30 September 2013

Textbook piracy in FE

Publishers are missing on income by not making their textbooks as easily downloadable ebooks via college libraries. I hear from learners and tutors that they download illegal copies of textbooks and share information where to get them from. Tutors boast they have collections of textbooks on their computers. Why do they do it? - For the same reason why people use pirated music: it's easier than getting the same content legally. Not just cheaper, but easier too. What makes the situation worse is ever decreasing funding of further education. Tutors are complaining their managers refuse to buy copies of the core textbooks for tutors' use... And many of our learners or their parents are on benefits, in serious financial difficulties. JISC is doing a good job with its E-books in FE programme, but the list of the titles is extremely limited and the ebrary platform usability is really bad. The environment for textbook piracy in FE is perfect.

27 September 2013

On information skills, facts and opinions

At library skills sessions, when asked why colleges and universities encourage use of books, Access students often repeat: because we have to rely on facts, not opinions. If this was said only once, it’d be ok as a somewhat limited interpretation of what, perhaps, the student heard in the classroom.
Unfortunately, this is repeated again and again without qualifying: reliable facts, unfounded opinions. It appears learners hear in our classrooms that facts are in opposition to opinions.

It is not true, of course, that facts are in opposition to or better than opinions.
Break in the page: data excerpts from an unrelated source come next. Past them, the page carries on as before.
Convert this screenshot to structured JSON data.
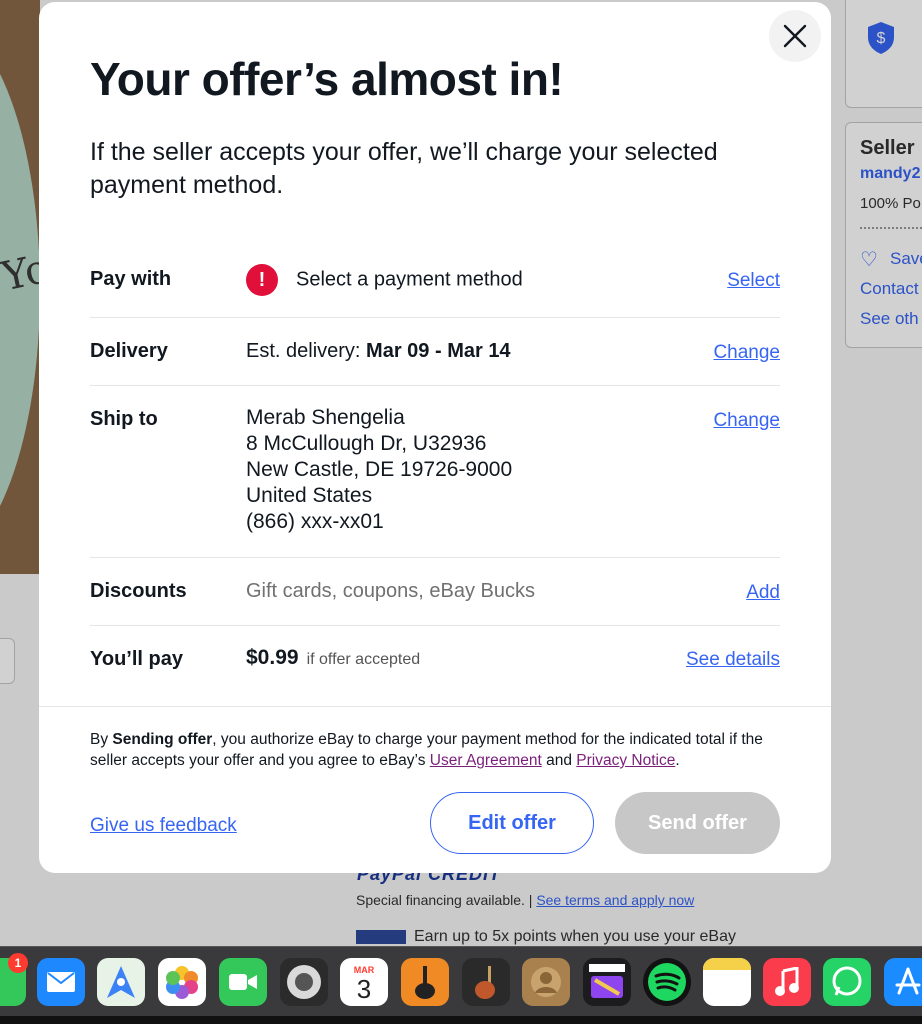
{
  "background": {
    "seller_title": "Seller",
    "seller_name": "mandy2",
    "seller_positive": "100% Po",
    "save_label": "Save",
    "contact_label": "Contact",
    "see_other_label": "See oth",
    "paypal_logo": "PayPal CREDIT",
    "financing_text": "Special financing available. |",
    "financing_link": "See terms and apply now",
    "earn_text": "Earn up to 5x points when you use your eBay"
  },
  "modal": {
    "title": "Your offer’s almost in!",
    "subtitle": "If the seller accepts your offer, we’ll charge your selected payment method.",
    "pay_with": {
      "label": "Pay with",
      "value": "Select a payment method",
      "alert_glyph": "!",
      "action": "Select"
    },
    "delivery": {
      "label": "Delivery",
      "prefix": "Est. delivery: ",
      "dates": "Mar 09 - Mar 14",
      "action": "Change"
    },
    "ship_to": {
      "label": "Ship to",
      "lines": [
        "Merab Shengelia",
        "8 McCullough Dr, U32936",
        "New Castle, DE 19726-9000",
        "United States",
        "(866) xxx-xx01"
      ],
      "action": "Change"
    },
    "discounts": {
      "label": "Discounts",
      "value": "Gift cards, coupons, eBay Bucks",
      "action": "Add"
    },
    "you_pay": {
      "label": "You’ll pay",
      "amount": "$0.99",
      "note": "if offer accepted",
      "action": "See details"
    },
    "legal": {
      "prefix": "By ",
      "bold": "Sending offer",
      "middle": ", you authorize eBay to charge your payment method for the indicated total if the seller accepts your offer and you agree to eBay’s ",
      "user_agreement": "User Agreement",
      "and": " and ",
      "privacy_notice": "Privacy Notice",
      "end": "."
    },
    "feedback_link": "Give us feedback",
    "edit_button": "Edit offer",
    "send_button": "Send offer"
  },
  "dock": {
    "badge_count": "1",
    "calendar_month": "MAR",
    "calendar_day": "3",
    "apps": [
      "messages-icon",
      "mail-icon",
      "maps-icon",
      "photos-icon",
      "facetime-icon",
      "logic-icon",
      "calendar-icon",
      "garageband-icon",
      "garageband-2-icon",
      "contacts-icon",
      "final-cut-icon",
      "spotify-icon",
      "notes-icon",
      "music-icon",
      "whatsapp-icon",
      "app-store-icon"
    ]
  },
  "colors": {
    "link": "#3665f3",
    "alert": "#e0103a",
    "disabled_button": "#c7c7c7",
    "legal_link": "#7a1f7a"
  }
}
Facts themselves are interpreted knowledge: what we regarded true a century ago may not be true for us now. Knowledge develops; at the same time we, individually and collectively, develop biases or get rid of them and so on. Opinions not resting on sound knowledge are useless. At the same time, it is not difficult to see that what we call facts, at large extend are underpinned by values and opinions; at the same time, facts inform those values and opinions.

By giving simplistic answers to students, we confuse them: they can’t make sense why what is found on the internet may be less reliable than what is found in books (do we, educators, really believe that either?); they can’t explain the value of blogs, they remain suspicious and sceptical about us, educators, and about their own abilities to make sense.